Letztlich ist das Projekt aber nichts weiter als ein Öko-Disneyland. Mit einem Aufand von vielen Millionen € wird eine temporäre Vernässung geringer Teile des nördlichen Auwaldes unter Außerachtlassung des eigentlichen Problems – der Neuen Luppe – betrieben.
Wird die Förderung eingestellt (also der Teil der Förderung, der tatsächlich in das Projekt und nicht in die “Bildung” gesteckt wird), versandet das Projekt hernach wieder – buchstäblich.

Das BfN weist Forderungen nach einer dauerhaften, also nachhaltigen Lösung, die es nur unter Einschluß der gesamten nördlichen Aue incl. der Neuen Luppe und dem Nahle-Auslaßwehr geben kann, unter Verweis auf die gedeckelten Mittel vehement zurück.
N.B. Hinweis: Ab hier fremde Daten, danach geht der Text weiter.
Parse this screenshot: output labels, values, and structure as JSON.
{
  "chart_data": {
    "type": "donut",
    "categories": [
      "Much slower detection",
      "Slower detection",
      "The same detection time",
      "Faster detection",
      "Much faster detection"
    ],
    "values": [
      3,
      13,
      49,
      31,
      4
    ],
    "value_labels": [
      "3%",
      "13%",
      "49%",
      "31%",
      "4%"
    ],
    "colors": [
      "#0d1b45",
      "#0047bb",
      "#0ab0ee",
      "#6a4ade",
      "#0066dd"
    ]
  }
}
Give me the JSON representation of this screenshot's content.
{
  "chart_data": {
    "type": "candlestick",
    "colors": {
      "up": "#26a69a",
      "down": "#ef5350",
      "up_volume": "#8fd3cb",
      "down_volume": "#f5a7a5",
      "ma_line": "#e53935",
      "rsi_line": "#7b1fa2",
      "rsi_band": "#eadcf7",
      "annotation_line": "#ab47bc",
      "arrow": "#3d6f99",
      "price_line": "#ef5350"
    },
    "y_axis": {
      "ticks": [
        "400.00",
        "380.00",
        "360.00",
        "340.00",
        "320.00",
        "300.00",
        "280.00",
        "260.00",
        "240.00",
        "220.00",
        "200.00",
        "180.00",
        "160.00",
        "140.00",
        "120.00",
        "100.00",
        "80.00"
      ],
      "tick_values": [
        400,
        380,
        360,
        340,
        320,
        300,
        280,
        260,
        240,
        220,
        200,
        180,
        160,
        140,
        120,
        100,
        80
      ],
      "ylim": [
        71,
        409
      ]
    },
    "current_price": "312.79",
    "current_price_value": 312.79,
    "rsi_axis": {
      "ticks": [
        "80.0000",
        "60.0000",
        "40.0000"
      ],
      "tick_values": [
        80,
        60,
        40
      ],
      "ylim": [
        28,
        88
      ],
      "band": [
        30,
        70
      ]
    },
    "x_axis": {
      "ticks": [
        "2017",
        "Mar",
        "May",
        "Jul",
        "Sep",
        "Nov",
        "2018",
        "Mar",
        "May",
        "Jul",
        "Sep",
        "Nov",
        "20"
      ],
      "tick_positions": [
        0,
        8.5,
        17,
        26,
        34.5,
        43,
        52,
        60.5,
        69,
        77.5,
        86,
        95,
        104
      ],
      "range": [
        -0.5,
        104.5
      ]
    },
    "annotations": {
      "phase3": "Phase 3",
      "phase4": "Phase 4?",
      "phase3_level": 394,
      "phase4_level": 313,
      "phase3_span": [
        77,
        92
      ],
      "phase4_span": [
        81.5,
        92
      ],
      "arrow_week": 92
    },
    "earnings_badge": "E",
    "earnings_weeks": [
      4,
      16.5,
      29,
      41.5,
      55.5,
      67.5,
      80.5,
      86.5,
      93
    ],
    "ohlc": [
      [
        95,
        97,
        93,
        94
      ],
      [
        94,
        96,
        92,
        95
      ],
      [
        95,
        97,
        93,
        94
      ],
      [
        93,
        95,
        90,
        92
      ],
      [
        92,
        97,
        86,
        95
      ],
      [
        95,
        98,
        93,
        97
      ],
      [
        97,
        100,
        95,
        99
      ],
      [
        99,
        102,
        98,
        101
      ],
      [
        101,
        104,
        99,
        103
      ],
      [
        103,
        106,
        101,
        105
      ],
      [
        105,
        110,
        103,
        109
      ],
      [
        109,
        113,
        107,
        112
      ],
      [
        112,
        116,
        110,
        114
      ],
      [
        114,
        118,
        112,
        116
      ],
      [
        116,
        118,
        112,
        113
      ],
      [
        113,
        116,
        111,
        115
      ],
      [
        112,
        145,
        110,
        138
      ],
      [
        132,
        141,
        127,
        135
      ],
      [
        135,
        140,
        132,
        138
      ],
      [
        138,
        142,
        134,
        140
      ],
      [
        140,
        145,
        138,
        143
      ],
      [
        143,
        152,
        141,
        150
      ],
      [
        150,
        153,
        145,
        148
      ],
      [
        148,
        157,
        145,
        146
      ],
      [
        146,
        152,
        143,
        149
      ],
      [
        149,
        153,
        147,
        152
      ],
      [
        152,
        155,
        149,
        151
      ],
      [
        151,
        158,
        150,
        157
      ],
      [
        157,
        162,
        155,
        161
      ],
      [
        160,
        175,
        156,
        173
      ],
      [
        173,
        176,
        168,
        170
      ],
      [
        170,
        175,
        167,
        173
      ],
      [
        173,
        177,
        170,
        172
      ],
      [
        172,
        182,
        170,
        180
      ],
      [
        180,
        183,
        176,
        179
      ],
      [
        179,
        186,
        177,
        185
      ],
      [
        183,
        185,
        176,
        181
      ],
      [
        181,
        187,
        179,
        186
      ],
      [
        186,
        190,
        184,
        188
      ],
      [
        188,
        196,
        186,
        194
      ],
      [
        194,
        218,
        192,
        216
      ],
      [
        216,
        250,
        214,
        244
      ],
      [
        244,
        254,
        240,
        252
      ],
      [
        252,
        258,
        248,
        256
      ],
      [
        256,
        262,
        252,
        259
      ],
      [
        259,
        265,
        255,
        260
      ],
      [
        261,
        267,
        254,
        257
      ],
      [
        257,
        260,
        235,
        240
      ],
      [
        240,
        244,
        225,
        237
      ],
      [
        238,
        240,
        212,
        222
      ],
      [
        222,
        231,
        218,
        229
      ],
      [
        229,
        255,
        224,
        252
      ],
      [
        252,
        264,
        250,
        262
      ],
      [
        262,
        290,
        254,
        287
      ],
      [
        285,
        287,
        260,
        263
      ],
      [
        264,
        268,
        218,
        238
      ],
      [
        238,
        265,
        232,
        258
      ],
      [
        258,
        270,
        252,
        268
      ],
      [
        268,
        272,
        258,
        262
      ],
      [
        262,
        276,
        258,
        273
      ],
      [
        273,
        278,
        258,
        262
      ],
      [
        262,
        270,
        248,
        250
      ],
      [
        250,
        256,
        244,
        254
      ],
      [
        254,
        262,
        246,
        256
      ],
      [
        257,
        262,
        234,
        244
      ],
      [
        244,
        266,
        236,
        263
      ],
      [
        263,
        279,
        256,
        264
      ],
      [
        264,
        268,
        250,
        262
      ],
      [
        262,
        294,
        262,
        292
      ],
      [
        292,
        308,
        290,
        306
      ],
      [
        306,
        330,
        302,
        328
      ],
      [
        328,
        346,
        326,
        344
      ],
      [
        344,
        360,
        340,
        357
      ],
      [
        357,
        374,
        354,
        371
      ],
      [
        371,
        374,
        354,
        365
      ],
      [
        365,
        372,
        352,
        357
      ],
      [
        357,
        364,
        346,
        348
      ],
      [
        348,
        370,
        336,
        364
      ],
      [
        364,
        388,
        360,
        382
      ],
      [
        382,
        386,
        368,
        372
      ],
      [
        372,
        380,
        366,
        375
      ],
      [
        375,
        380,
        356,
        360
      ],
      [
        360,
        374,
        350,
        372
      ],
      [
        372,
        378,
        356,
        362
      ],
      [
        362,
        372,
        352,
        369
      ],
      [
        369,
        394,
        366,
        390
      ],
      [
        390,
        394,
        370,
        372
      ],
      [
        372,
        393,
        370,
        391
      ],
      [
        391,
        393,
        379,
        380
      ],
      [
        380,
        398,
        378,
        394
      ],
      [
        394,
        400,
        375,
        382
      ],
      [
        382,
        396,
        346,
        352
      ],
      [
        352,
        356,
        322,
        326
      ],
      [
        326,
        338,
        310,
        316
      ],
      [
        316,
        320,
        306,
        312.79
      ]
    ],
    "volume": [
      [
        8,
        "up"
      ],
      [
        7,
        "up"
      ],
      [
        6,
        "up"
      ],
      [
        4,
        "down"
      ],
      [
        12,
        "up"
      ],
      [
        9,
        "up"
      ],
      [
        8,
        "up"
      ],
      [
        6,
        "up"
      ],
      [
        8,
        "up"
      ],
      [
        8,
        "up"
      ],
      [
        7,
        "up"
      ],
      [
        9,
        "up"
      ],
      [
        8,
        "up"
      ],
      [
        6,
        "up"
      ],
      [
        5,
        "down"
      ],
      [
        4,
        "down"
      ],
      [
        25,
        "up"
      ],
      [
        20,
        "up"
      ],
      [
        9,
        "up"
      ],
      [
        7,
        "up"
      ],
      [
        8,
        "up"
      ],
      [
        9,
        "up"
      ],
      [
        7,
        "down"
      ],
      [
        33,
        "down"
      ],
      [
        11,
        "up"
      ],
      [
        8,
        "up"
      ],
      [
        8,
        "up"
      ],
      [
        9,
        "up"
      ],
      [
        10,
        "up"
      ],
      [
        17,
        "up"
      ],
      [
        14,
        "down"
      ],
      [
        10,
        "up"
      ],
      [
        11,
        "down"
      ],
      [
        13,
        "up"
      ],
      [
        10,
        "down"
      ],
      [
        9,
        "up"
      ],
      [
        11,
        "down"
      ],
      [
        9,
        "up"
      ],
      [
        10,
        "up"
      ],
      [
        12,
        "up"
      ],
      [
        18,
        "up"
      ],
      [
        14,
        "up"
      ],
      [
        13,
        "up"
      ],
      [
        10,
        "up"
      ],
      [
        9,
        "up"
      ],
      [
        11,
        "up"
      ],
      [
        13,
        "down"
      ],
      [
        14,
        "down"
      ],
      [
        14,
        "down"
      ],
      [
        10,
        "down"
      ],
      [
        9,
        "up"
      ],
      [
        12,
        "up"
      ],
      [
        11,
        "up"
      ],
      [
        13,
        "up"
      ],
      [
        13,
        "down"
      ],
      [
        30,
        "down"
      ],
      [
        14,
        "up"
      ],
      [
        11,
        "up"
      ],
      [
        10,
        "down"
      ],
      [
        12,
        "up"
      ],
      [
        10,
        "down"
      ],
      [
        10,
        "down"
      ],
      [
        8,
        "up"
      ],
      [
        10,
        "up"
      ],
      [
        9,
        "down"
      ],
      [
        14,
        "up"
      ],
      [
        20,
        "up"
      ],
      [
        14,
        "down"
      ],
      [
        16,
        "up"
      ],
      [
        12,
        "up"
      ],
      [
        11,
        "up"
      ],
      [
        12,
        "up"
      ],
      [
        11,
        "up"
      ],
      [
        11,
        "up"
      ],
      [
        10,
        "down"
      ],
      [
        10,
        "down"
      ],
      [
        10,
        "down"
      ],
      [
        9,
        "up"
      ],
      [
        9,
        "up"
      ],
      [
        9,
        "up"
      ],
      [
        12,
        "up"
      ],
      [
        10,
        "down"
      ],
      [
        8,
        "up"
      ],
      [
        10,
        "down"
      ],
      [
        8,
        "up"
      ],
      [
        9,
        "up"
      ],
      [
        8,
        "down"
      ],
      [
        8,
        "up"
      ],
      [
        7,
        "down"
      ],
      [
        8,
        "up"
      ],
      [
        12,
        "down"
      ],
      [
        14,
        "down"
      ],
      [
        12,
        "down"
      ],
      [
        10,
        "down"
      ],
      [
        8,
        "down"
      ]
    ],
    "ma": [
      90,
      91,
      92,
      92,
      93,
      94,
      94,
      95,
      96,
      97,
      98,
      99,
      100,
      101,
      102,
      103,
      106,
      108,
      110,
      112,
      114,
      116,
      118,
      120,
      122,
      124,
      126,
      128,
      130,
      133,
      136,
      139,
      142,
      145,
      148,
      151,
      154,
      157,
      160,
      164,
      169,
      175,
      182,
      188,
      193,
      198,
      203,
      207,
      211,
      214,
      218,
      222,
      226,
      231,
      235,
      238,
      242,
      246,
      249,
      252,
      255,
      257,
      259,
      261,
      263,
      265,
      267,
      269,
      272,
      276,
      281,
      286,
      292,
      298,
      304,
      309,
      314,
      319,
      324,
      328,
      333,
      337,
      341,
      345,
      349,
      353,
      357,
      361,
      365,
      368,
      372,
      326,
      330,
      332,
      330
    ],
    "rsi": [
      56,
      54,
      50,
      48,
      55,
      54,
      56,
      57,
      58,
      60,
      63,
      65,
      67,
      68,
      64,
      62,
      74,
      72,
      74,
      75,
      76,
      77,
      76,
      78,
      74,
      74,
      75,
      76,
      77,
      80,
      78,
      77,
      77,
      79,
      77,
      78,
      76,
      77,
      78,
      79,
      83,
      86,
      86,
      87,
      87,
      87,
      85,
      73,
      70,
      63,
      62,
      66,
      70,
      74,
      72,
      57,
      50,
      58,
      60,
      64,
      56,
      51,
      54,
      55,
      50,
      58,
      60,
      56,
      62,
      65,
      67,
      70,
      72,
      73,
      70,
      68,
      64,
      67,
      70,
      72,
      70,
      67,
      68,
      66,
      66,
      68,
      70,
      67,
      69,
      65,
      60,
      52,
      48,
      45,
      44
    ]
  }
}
Die Stadt Leipzig mit ihrem obersten Auwaldschützer Rosenthal und der Fachfrau Zabojnik, deren vermeintlicher Widerstand gegen den Neubau des NAW im allgemeinen Wirbel um das WTNK irgendwie unentdeckt blieb, bedanken sich freudig und basteln an “ihrem” Disneyland Lebendige Luppe weiter.
Lebendige Luppe – das Feigenblatt, das den Unsinn WTNK in einem warmen Licht erscheinen lassen soll.